Nocą z 13 na 14 października około północy w pobliżu centrum handlowego Plejada na jezdni w kierunku Bytomia miał miejsce pożar autobusu komunikacji miejskiej. Pojazd uległ niemal doszczętnemu spaleniu. Spłonęła komora silnika, a także cały przedział pasażerski. Droga była zablokowana do 1:25. Po tej godzinie wznowiono ruch.
Kolejne zdarzenie nastąpiło kilkanaście godzin później. Krótko przed 14:00 w okolicy centrum handlowego zderzyły się trzy samochody osobowe. Ze wstępnych ustaleń wynika, że 20-latka kierująca nissanem straciła panowanie nad swoim pojazdem i uderzyła w opla, za kierownicą którego siedział 37-letni gliwiczanin, a następnie oba samochody zderzyły się z mazdą kierowaną przez 36-letnią mieszkankę Ogrodzieńca.
W wypadku ucierpiały dwie kobiety. Ratownicy medyczni przewieźli je do szpitala. Na szczęście ich życiu nie zagraża niebezpieczeństwo, lecz pojazdy uczestniczące w kolizji zostały poważnie uszkodzone. Kierujący w chwili zdarzenia byli trzeźwi.

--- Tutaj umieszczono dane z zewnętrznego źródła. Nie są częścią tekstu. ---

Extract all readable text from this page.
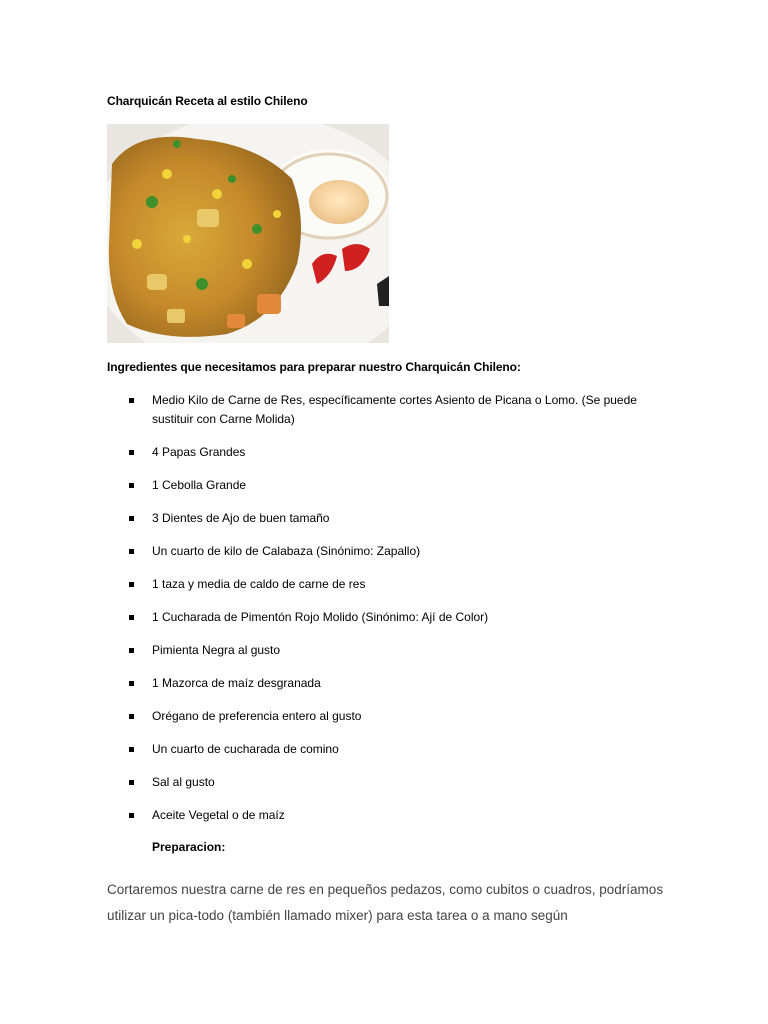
Charquicán Receta al estilo Chileno
Ingredientes que necesitamos para preparar nuestro Charquicán Chileno:
Medio Kilo de Carne de Res, específicamente cortes Asiento de Picana o Lomo. (Se puede sustituir con Carne Molida)
4 Papas Grandes
1 Cebolla Grande
3 Dientes de Ajo de buen tamaño
Un cuarto de kilo de Calabaza (Sinónimo: Zapallo)
1 taza y media de caldo de carne de res
1 Cucharada de Pimentón Rojo Molido (Sinónimo: Ají de Color)
Pimienta Negra al gusto
1 Mazorca de maíz desgranada
Orégano de preferencia entero al gusto
Un cuarto de cucharada de comino
Sal al gusto
Aceite Vegetal o de maíz
Preparacion:
Cortaremos nuestra carne de res en pequeños pedazos, como cubitos o cuadros, podríamos utilizar un pica-todo (también llamado mixer) para esta tarea o a mano según
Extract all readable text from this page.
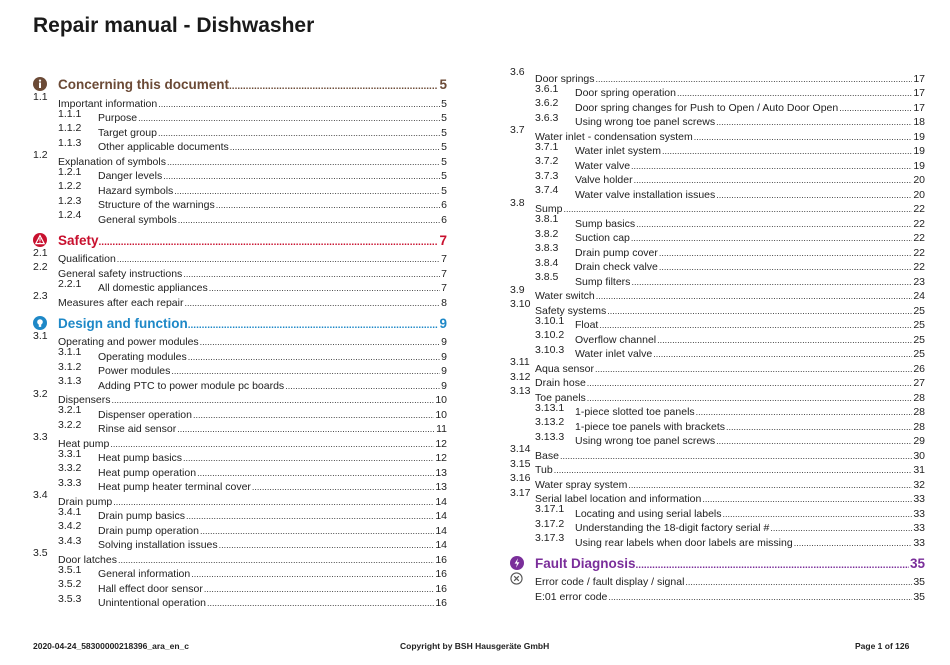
Repair manual - Dishwasher
Concerning this document .....	5
1.1
Important information .....	5
1.1.1 Purpose .....	5
1.1.2 Target group .....	5
1.1.3 Other applicable documents .....	5
1.2
Explanation of symbols .....	5
1.2.1 Danger levels .....	5
1.2.2 Hazard symbols .....	5
1.2.3 Structure of the warnings .....	6
1.2.4 General symbols .....	6
Safety .....	7
2.1
Qualification .....	7
2.2
General safety instructions .....	7
2.2.1 All domestic appliances .....	7
2.3
Measures after each repair .....	8
Design and function .....	9
3.1
Operating and power modules .....	9
3.1.1 Operating modules .....	9
3.1.2 Power modules .....	9
3.1.3 Adding PTC to power module pc boards .....	9
3.2
Dispensers .....	10
3.2.1 Dispenser operation .....	10
3.2.2 Rinse aid sensor .....	11
3.3
Heat pump .....	12
3.3.1 Heat pump basics .....	12
3.3.2 Heat pump operation .....	13
3.3.3 Heat pump heater terminal cover .....	13
3.4
Drain pump .....	14
3.4.1 Drain pump basics .....	14
3.4.2 Drain pump operation .....	14
3.4.3 Solving installation issues .....	14
3.5
Door latches .....	16
3.5.1 General information .....	16
3.5.2 Hall effect door sensor .....	16
3.5.3 Unintentional operation .....	16
3.6
Door springs .....	17
3.6.1 Door spring operation .....	17
3.6.2 Door spring changes for Push to Open / Auto Door Open .....	17
3.6.3 Using wrong toe panel screws .....	18
3.7
Water inlet - condensation system .....	19
3.7.1 Water inlet system .....	19
3.7.2 Water valve .....	19
3.7.3 Valve holder .....	20
3.7.4 Water valve installation issues .....	20
3.8
Sump .....	22
3.8.1 Sump basics .....	22
3.8.2 Suction cap .....	22
3.8.3 Drain pump cover .....	22
3.8.4 Drain check valve .....	22
3.8.5 Sump filters .....	23
3.9
Water switch .....	24
3.10
Safety systems .....	25
3.10.1 Float .....	25
3.10.2 Overflow channel .....	25
3.10.3 Water inlet valve .....	25
3.11
Aqua sensor .....	26
3.12
Drain hose .....	27
3.13
Toe panels .....	28
3.13.1 1-piece slotted toe panels .....	28
3.13.2 1-piece toe panels with brackets .....	28
3.13.3 Using wrong toe panel screws .....	29
3.14
Base .....	30
3.15
Tub .....	31
3.16
Water spray system .....	32
3.17
Serial label location and information .....	33
3.17.1 Locating and using serial labels .....	33
3.17.2 Understanding the 18-digit factory serial # .....	33
3.17.3 Using rear labels when door labels are missing .....	33
Fault Diagnosis .....	35
Error code / fault display / signal .....	35
E:01 error code .....	35
2020-04-24_58300000218396_ara_en_c	Copyright by BSH Hausgeräte GmbH	Page 1 of 126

Popołudniowy wypadek spowodował poważne utrudnienia na drodze, ponieważ z pojazdów rozlała się substancja ropopochodna. Ze względu na trwające opady deszczu strażacy nie byli w stanie skutecznie jej zneutralizować, dlatego jezdnie w obu kierunkach zostały zamknięte aż do rana dnia następnego. Policja i MZDiM kierowały kierowców na objazdy, jednak mimo to tworzyły się ogromne korki.